What is a set

After paying appropriate homage to calculus, differential equations, and linear algebra, students journeys into higher mathematics all begin with the notion of a set.  Intuitively, a set is a collection of objects, called elements or members.  Often sets are described by listing the members in between curly brackets.  For starters

\[\{\times,\div,+,-\},\quad \{1,2,3\},\quad \{4,7,\heartsuit, \clubsuit, Q\}\]

are all examples of sets.  One of the most important examples of a set is the empty set \(\{\}\), the set with no members.  Because of its distinguished role, we denote it by the special symbol \(\varnothing\).  It’s important to note that sets don’t remember order or multiplicity, so the following all describe the same set

\[\{1,2,3\},\quad \{1,3,2\},\quad \{1,3,2,3\}\]

Members of sets can be just about anything.  Names, houses, planets, numbers, even other sets!  This latter idea is extremely important in the conception of the axiomatic construction of cardinal numbers, as explained in Gallery of the Infinite.  We explain this in a fun way here.

  • We start out with nothing which we represent by \(\varnothing\)
  • We’ve noticed we have nothing, which is something!  Let’s put it in a collection
\[C_1 = \{\varnothing\}\]
  • Now we have two different things: \(\varnothing\), and \(C_1\) so we can put them into a new collection
\[C_2 = \{\varnothing,C_1\} = \{\varnothing,\{\varnothing\}\}\]
  • Now we have three different things: so we can put them into a new collection 
\[C_3 = \{\varnothing,C_1,C_2\} = \{\varnothing,\{\varnothing\},\{\varnothing,\{\varnothing\}\}\}.\]

Notice \(C_1\) has one member, \(C_2\) has two members, and \(C_3\) has three members.  Continuing in this way, we can create sets with any number of members,  all created from nothing!
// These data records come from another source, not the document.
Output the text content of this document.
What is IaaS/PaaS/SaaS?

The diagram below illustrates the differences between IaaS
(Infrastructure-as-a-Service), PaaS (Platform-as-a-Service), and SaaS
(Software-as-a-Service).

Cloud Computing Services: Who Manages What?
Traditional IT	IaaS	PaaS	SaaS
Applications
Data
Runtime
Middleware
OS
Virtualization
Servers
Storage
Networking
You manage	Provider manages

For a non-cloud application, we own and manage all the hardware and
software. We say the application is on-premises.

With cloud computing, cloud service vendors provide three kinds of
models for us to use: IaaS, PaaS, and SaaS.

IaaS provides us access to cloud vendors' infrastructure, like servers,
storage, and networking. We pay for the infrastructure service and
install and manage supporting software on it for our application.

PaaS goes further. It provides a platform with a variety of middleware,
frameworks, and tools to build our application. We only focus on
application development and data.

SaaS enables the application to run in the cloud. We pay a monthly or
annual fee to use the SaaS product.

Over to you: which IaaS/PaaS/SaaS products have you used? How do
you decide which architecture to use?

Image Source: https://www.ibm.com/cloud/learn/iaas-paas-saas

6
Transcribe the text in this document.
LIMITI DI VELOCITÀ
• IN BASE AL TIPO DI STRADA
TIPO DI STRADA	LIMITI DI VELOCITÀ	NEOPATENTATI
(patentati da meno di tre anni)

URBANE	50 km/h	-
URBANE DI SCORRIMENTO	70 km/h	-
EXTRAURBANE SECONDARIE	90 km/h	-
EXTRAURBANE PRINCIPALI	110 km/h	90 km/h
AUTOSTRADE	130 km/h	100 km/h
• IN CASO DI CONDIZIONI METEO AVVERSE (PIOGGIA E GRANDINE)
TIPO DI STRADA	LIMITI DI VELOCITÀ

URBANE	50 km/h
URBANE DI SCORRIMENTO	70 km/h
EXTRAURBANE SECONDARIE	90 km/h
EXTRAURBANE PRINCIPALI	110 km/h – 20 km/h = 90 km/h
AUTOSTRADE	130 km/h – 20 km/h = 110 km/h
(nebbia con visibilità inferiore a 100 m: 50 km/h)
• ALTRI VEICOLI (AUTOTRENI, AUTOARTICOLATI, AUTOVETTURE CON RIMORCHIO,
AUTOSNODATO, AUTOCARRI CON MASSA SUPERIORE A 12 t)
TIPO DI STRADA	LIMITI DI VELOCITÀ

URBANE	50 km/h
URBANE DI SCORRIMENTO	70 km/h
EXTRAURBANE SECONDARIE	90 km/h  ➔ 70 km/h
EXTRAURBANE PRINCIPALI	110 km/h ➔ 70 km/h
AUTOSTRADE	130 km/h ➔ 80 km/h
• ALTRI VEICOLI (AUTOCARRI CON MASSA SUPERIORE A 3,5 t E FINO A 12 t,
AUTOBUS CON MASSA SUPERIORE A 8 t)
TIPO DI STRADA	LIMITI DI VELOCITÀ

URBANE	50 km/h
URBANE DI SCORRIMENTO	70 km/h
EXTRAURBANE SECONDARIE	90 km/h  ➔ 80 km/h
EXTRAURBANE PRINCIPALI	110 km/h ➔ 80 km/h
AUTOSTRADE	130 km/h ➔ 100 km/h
More ways to Describe Sets

Oftentimes, the sets that we want to work with are large enough that it is impractical or impossible to describe them by listing their members.  Think about, for example, the set of all possible poker hands.  There are \(2,598,960\) possibilities, so if we start listing them out we will be here for a while!  Instead we can adopt a new notation

\[P = \{x | x\ \text{is a poker hand}\}.\]

In other words, we can describe sets in terms of conditions.  Here is another example, describing all real numbers between -1 and 1.

\[\{x | x\ \text{is a real number and $-1\leq x \leq 1$}\}.\]

Membership and Inclusion

If \(S\) is a set, then the statement \(x\in S\) means that “\(x\) is a member of \(S\)” or “\(x\) is an element of \(S\)”.  We say that a set \(T\) is a subset of \(S\) if every member of \(T\) is also a member of \(S\).  In this case, we write \(T\subseteq S\).